Hi Gene, and thank you for the kind words.
Yes, I'm using fixed elevation, about 30 degrees or so. It works quite well for me if you consider that the satellites are rarely above about 45 degrees, and when they are, theyre not at a high elevation for very long.
3 elements on 2 meters is VERY broad. 6 elements on 437 is narrower, but I lose the satellite once it goes above about 60 degrees. So an overhead pass, I lose the bird for a little bit. I lose the satellite (AO-51) to the point I can no longer copy about 5 degrees above the horizon.

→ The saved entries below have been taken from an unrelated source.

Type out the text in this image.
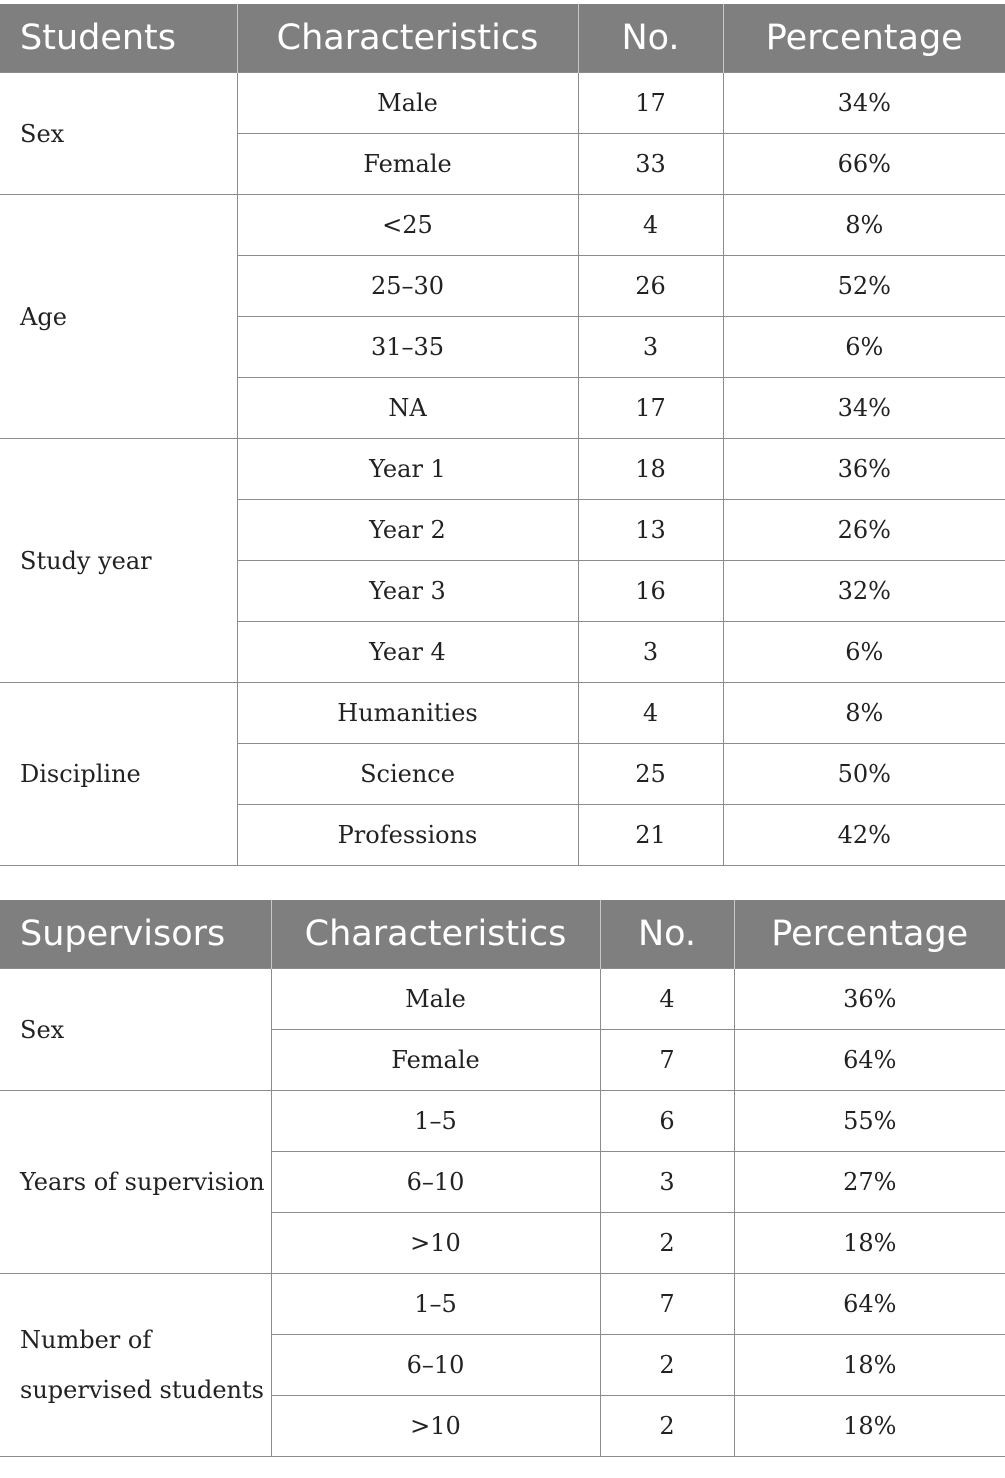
Students	Characteristics	No.	Percentage
Sex	Male	17	34%
	Female	33	66%
Age	<25	4	8%
	25–30	26	52%
	31–35	3	6%
	NA	17	34%
Study year	Year 1	18	36%
	Year 2	13	26%
	Year 3	16	32%
	Year 4	3	6%
Discipline	Humanities	4	8%
	Science	25	50%
	Professions	21	42%
Supervisors	Characteristics	No.	Percentage
Sex	Male	4	36%
	Female	7	64%
Years of supervision	1–5	6	55%
	6–10	3	27%
	>10	2	18%
Number of supervised students	1–5	7	64%
	6–10	2	18%
	>10	2	18%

The gain on S band is greater, so the beamwidth is narrower, however, the signal strength on 2400 is so strong, I actually hear the bird BETTER on S band than I do on 70 cm. I get it a LOT better, except when its toward the south, where I have trees that are fairly close (less than 100 feet) away from the antennas. When the 2400 MHz antenna is looking RIGHT at the satellite, the signal strength meter on my FT-817 is full scale, and totally full quieting. When the satellite is between the trees and my northern horizon, I get it at least S-9 and full quieting until it gets to about 5-6 degrees above the northern horizon, but I can still copy it at 3 degrees above the horizon. I think a lot of the success I'm having is because the front end is so sensitive. I looked at it with a calibrated signal generator, radiating into a halfwave dipole radiator on the generator about 5 feet or so away from the converter, and although how much signal I was feeding the generator, I dont remember exactly, it was VERY low, on the order of -50 or -60 dbm. Remember, this was radiated from the generator, as the converter does not have a spigot to actually physically connect the generator to actually measure its sensitivity.

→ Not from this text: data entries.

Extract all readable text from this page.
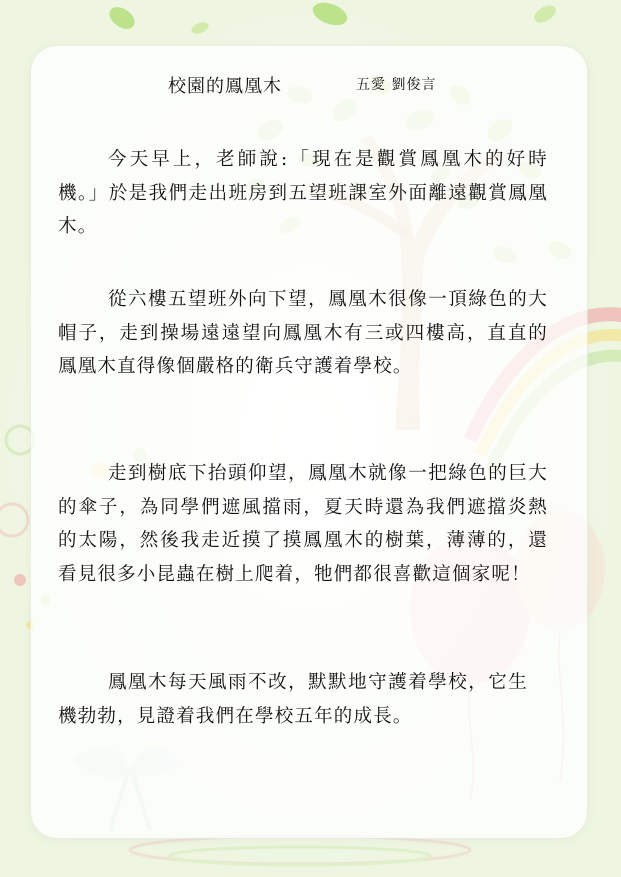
校園的鳳凰木	五愛 劉俊言

今天早上，老師說:「現在是觀賞鳳凰木的好時機。」於是我們走出班房到五望班課室外面離遠觀賞鳳凰木。

從六樓五望班外向下望，鳳凰木很像一頂綠色的大帽子，走到操場遠遠望向鳳凰木有三或四樓高，直直的鳳凰木直得像個嚴格的衛兵守護着學校。

走到樹底下抬頭仰望，鳳凰木就像一把綠色的巨大的傘子，為同學們遮風擋雨，夏天時還為我們遮擋炎熱的太陽，然後我走近摸了摸鳳凰木的樹葉，薄薄的，還看見很多小昆蟲在樹上爬着，牠們都很喜歡這個家呢！

鳳凰木每天風雨不改，默默地守護着學校，它生機勃勃，見證着我們在學校五年的成長。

The antennas are elevated and all of the support structure above the rotator is 1 inch ID PVC pipe. I raised it as far as I have above the rotator to keep the rotator out of the 2 meter field. I HAD the 2 meter elements vertical when I first put it up, but swapped polarization because I wanted to work some terrestrial 2 meter SSB. I probably could shorten the vertical support some, but it seems to be working ok the way it is. I may replace the rotator with a larger ham rotator and I also have a U-110 that I can use as an elevation rotator, but thats a lot of weight to put up, and would no longer be a one man job putting it up and taking it down.
The antennas are quite small, and the wind load is so little, I dont think that little bit of height above the rotator will not have any ill effect. The crossboom is about 3 feet above the rotator.

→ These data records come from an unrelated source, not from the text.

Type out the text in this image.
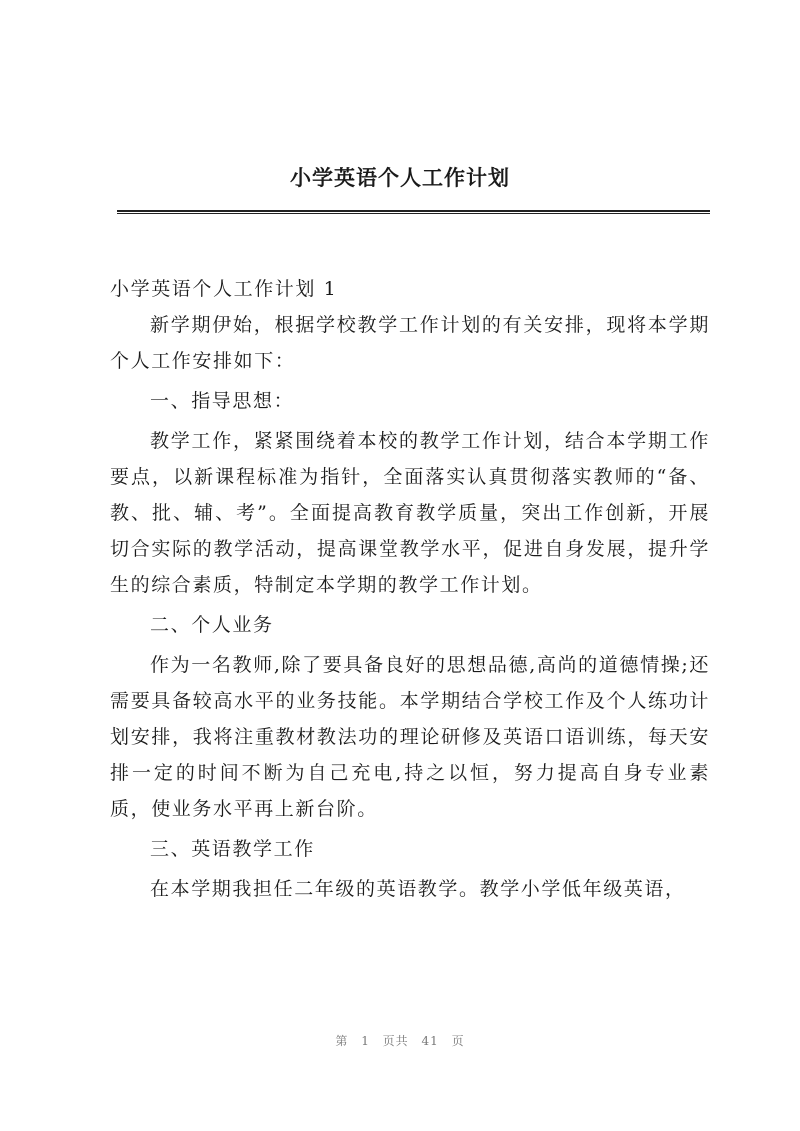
小学英语个人工作计划

小学英语个人工作计划 1

新学期伊始，根据学校教学工作计划的有关安排，现将本学期个人工作安排如下：

一、指导思想：

教学工作，紧紧围绕着本校的教学工作计划，结合本学期工作要点，以新课程标准为指针，全面落实认真贯彻落实教师的“备、教、批、辅、考”。全面提高教育教学质量，突出工作创新，开展切合实际的教学活动，提高课堂教学水平，促进自身发展，提升学生的综合素质，特制定本学期的教学工作计划。

二、个人业务

作为一名教师,除了要具备良好的思想品德,高尚的道德情操;还需要具备较高水平的业务技能。本学期结合学校工作及个人练功计划安排，我将注重教材教法功的理论研修及英语口语训练，每天安排一定的时间不断为自己充电,持之以恒，努力提高自身专业素质，使业务水平再上新台阶。

三、英语教学工作

在本学期我担任二年级的英语教学。教学小学低年级英语，

第 1 页共 41 页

One thing I did not say in the article, because it was mainly about S band, but I've found that using an insulated support structure makes a difference, no matter what plane the antenna is in. Even with the 70 cm elements perpendicular to the support arm, I gained a couple S-units on the downlink changing from metal to the PVC. I recommend plastic ANYWHERE near the antenna proper.
Michael Heim ARS KD0AR
----- Original Message ---- From: WB2LLP wb2llp@optonline.net To: Michael Heim kd0ar@sbcglobal.net Sent: Friday, March 20, 2009 4:05:46 PM Subject: Re: [amsat-bb] 2400 MHz
Mike,
I enjoyed your article in the new AMSAT journal and have been pouring over the picture on the front cover. It would appear that you have the "Bruninga fixed elevation" and I will be installing one shortly. However I do have two questions: Bob's argument was based on having a rather wide beam width on the antennas which I suspect you have on the 144 and 432 antennas. I was surprised that the S band antenna had a wide enough beam width considering the number of directors.
You appear to have elevated the antenna a couple of feet above the rotator which puts more of a strain on the rotator bearings and mast. Are you trying to get away from all the metal at the top of the pipe mast or is there something else I do not understand?